I was really fortunate to gain employment based on my degree show, and started working at a local design agency straight from university. I stayed there for six and a half years, progressing from Junior to Senior Designer, growing with the agency itself.

Then after a year in Australia, working in the different environments of a printers and an advertising agency, I returned to the UK with a more rounded body of experience, and landed at gm-design at the beginning of last year… hitting the ground running!

What 3 words would you use to describe your fellow gm. creatives?

Eclectic, inspired and ambitious.

Can you share your tips for overcoming a creative-block?

Research and looking for design inspiration is my first response. If I’m still uninspired, sometimes stepping back, working on something else for a while and then coming back fresh is enough to get me back on track.

If neither works, calling a group brainstorm with the other designers is a sure fix.

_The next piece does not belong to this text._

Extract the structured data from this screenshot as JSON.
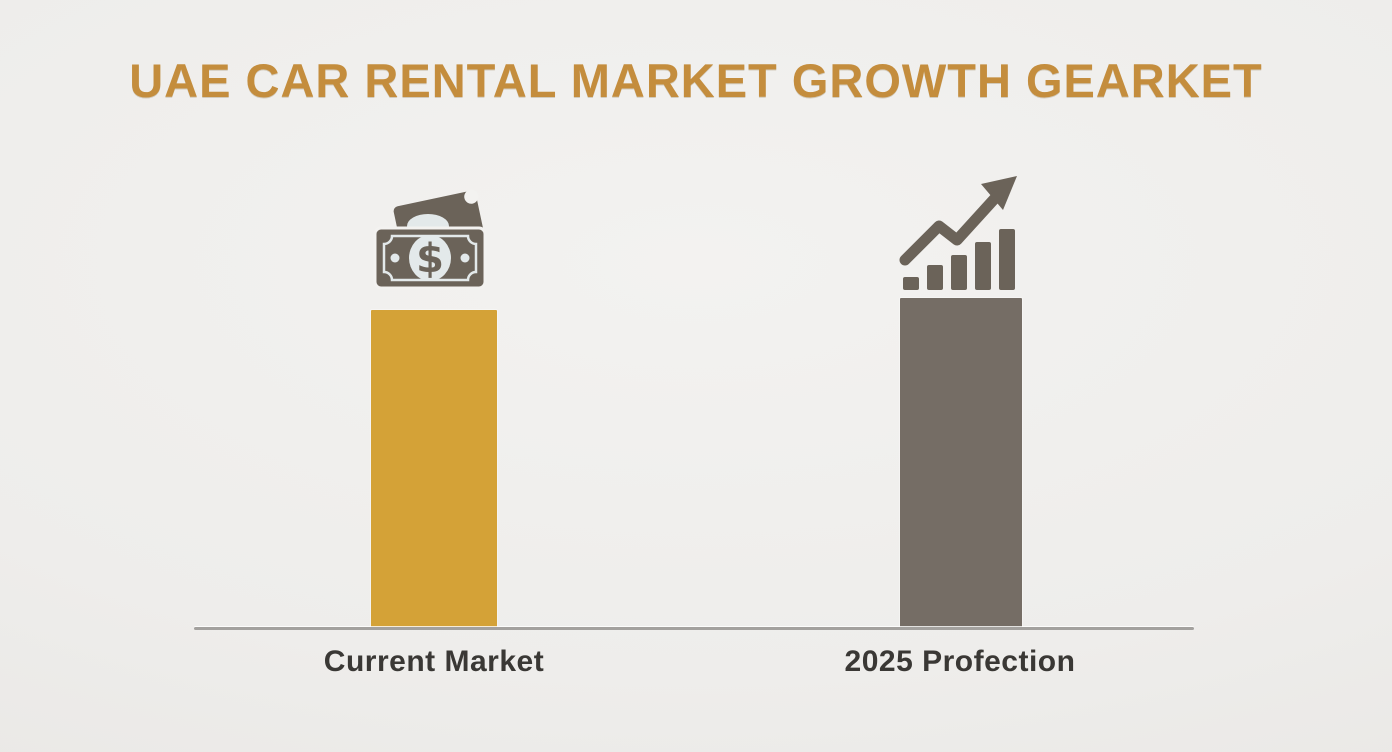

We aren’t islands, and we shouldn’t sit alone struggling. The best ideas often come from collaborative work, as we all see different possibilities in a problem, and bouncing our thoughts off each other often sparks something great.

What are your favourite go-to sources for design inspiration?

Having Design Week sent to my inbox every day ensures I get at least a tiny dose of inspiration and industry news every day. But when I have the time to purposefully set about looking for inspiration, I log into Feedly to check my favourite design blogs, and browse my Twitter feed to see what design agencies have shared. I also visit websites like Smashing Magazine and Designspiration.

What advice would you give to any young people who would like to work in a similar role?

I’d recommend gaining as much experience as possible alongside your studies. Approach design agencies for unpaid work experience during your university holidays, even if you can only afford to give up a couple weeks of your summer break!

Real work experience will give you a valuable insight into the day-to-day workings of an agency and will look great on your CV. If you make a good impression, you could find your work experience turning into a job or internship. This will also help you determine whether being a designer is really what you want to do.

Your time at university is your opportunity to be really adventurous with the work you produce. You’ll rarely experience this kind of creative freedom again, so take advantage of it. Take risks and push yourself to create work you’re proud to put in your portfolio.

Any parting words?

Be proud of your successes and learn from any criticisms, just don’t take them too personally!